「京っ……お前、体力底なしか……っ!」

「もう疲れちょるんか。情けないのー」

「みっ、水島く……わたしも、ギブ……」

「万代は水泳部じゃろー!?」

陸上と水中はちがうっ!


肩で息をするわたしはなにも言えず、項垂れる。


岩肌に水が張った程度の遊び場で、わたしたちはびしょ濡れになっていた。


おかしい。本来であれば、マイナスイオンを浴びるだけだったはず。他の生徒は足の裏から感じる涼しさを体感しているだけなのに、どうしてこんなに疲れているのか。


「京ってほんとに水遊び好きなんだね……」

「それより誰か京を止めたほうがいいと思うよ」


しゃがみ込んだハカセの言う通り、そろそろ引き止めたほうがいい。


ザーッと水しぶきを上げて流れ落ちる滝の前で、水島くんは先生が持参していた水鉄砲の中身を補充している。

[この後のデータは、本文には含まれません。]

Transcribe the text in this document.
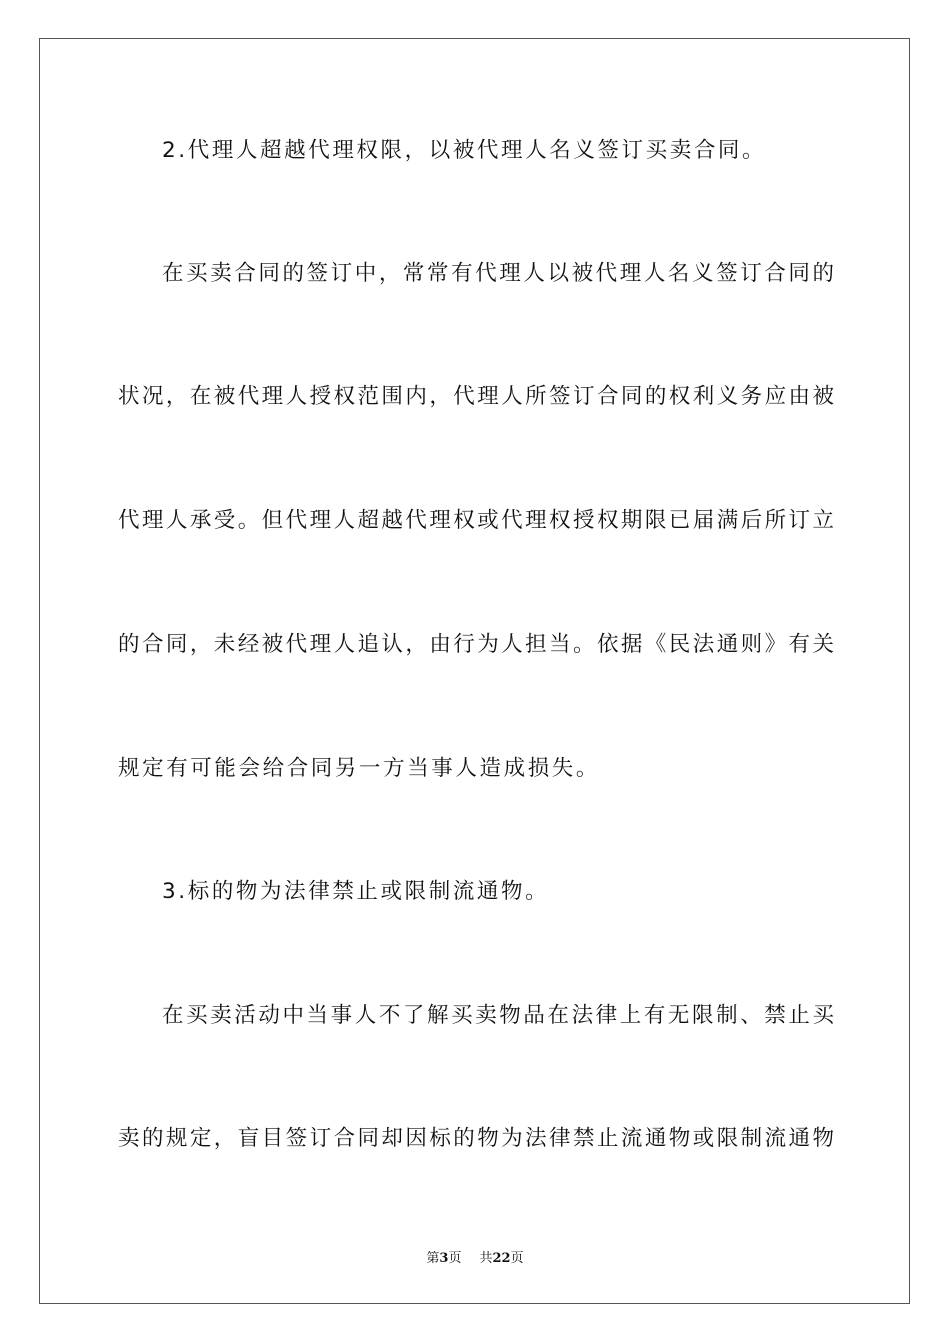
2.代理人超越代理权限，以被代理人名义签订买卖合同。
在买卖合同的签订中，常常有代理人以被代理人名义签订合同的
状况，在被代理人授权范围内，代理人所签订合同的权利义务应由被
代理人承受。但代理人超越代理权或代理权授权期限已届满后所订立
的合同，未经被代理人追认，由行为人担当。依据《民法通则》有关
规定有可能会给合同另一方当事人造成损失。
3.标的物为法律禁止或限制流通物。
在买卖活动中当事人不了解买卖物品在法律上有无限制、禁止买
卖的规定，盲目签订合同却因标的物为法律禁止流通物或限制流通物
第3页 共22页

まずい……わたしの水鉄砲、半分も残ってない。水島くんのやつがいちばん大きいのに。


補充を完了した水島くんが振り返る。


ぴゅーっと空に向かって噴射された水も、蛍光オレンジと黄色の水鉄砲も、いやに輝いて見える。


一等輝き、楽しんでいるのは水島くんだろうな。


「京くーん」
「一緒に遊ぼうよーっ」


ふいに近くにいた女の先輩3人が水島くんに声をかけた。


「瞬くんたちも!」


先輩方は瞬とハカセを呼んだみたい。みくるちゃんと目が合ったってことは、わたしたちは含まれていない。


疲労は諦めてとことん付き合おうと思ったんだけど、必要なかったかな。